The experimental data for the reaction, $2A+B_2⟶2AB$, is as follows:

Expt. No.	$\left[A\right]$ $\left(mol{L}^{-1}\right)$	$\left[B_2\right]$ $\left(mol{L}^{-1}\right)$	Rate $\left(mol{L}^{-1}{s}^{-1}\right)$
$1.$	$0.50$	$0.50$	$1.6\times {10}^{-4}$
$2.$	$0.50$	$1.00$	$3.2\times {10}^{-4}$
$3.$	$1.00$	$1.00$	$3.2\times {10}^{-4}$

Write the most probable equation for the rate of reaction giving reason for your answer.

Answer 1

From an examination of above data, it is clear that when the concentration of $B_2$ is doubled, the rate is doubled.

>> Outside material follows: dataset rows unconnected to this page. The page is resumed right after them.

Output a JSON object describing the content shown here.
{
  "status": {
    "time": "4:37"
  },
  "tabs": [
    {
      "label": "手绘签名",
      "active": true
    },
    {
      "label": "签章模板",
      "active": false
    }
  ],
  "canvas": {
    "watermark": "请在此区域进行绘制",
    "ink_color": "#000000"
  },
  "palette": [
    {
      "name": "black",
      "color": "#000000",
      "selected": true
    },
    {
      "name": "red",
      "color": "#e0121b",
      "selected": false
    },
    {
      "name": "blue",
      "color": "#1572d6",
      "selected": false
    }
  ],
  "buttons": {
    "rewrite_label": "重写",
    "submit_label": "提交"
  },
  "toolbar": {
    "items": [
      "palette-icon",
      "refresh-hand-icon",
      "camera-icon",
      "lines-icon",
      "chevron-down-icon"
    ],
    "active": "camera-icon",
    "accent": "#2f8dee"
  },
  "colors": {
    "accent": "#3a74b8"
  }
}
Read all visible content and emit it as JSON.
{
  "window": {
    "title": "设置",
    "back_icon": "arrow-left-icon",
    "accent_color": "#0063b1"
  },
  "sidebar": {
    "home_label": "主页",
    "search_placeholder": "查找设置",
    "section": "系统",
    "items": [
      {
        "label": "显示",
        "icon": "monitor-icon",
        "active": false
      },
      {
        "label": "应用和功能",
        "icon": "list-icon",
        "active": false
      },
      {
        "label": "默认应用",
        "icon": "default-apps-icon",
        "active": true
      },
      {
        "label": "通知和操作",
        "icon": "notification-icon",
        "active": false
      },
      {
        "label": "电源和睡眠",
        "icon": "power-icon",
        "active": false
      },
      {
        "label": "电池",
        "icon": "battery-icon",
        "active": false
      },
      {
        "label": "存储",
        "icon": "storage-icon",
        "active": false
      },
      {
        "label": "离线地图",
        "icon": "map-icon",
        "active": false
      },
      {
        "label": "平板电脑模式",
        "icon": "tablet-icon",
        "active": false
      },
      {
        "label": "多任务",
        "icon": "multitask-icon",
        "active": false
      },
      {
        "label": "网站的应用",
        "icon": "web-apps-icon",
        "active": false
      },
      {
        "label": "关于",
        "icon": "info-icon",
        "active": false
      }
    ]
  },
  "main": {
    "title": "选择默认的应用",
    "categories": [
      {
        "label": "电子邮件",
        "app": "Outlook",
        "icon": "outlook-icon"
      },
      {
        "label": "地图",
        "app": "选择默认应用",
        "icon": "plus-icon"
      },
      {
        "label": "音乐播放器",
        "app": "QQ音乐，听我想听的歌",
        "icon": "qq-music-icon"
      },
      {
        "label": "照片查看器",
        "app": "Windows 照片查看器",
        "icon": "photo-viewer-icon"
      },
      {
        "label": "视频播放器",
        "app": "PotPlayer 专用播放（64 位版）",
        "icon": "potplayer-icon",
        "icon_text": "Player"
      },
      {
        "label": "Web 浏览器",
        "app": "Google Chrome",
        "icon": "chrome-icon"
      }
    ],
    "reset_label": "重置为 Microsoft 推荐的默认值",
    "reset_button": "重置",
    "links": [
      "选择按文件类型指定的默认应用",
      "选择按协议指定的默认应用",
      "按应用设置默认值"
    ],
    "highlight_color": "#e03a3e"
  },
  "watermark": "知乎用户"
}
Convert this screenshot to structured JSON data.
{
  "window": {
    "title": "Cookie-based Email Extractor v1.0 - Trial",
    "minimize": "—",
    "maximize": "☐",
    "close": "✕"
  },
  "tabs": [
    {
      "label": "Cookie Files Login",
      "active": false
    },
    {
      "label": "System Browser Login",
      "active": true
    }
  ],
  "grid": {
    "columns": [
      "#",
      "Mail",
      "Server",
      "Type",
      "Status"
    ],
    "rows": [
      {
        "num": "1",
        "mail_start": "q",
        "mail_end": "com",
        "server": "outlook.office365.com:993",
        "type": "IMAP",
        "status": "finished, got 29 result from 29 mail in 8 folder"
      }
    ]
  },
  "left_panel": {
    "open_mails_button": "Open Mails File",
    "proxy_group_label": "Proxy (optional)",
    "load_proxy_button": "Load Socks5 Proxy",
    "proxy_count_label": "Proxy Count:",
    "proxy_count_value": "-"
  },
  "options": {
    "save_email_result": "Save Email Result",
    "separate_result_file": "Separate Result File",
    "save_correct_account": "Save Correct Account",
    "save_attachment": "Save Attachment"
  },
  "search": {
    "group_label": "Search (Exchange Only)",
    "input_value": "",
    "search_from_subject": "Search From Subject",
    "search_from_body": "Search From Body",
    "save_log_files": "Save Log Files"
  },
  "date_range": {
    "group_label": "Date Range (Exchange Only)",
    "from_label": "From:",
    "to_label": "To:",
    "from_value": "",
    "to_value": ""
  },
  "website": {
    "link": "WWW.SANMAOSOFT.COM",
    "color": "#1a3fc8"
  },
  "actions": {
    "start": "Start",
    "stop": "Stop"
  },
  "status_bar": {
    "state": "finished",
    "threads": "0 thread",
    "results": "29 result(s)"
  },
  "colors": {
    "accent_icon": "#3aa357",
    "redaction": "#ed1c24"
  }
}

Hence, the order of reaction with respect to $B_2$ is one.
Further, when concentration of $A$ is doubled, the rate remains unaltered. So, order of reaction with respect to $A$ is zero.
The probable rate law for the reaction will be
$-\frac{dx}{dt}=k\left[B_2\right]{\left[A\right]}^0=k\left[B_2\right]$
Alternatively, Rate $=k{\left[B_2\right]}^{\alpha }$
$1.6\times {10}^{-4}=k{\left[0.5\right]}^{\alpha }$
$3.2\times {10}^{-4}=k{\left[1\right]}^{\alpha }$
On dividing we get, $\alpha =1$
$\therefore$ Rate $=k{\left[A\right]}^0{\left[B_2\right]}^1=k\left[B_2\right]$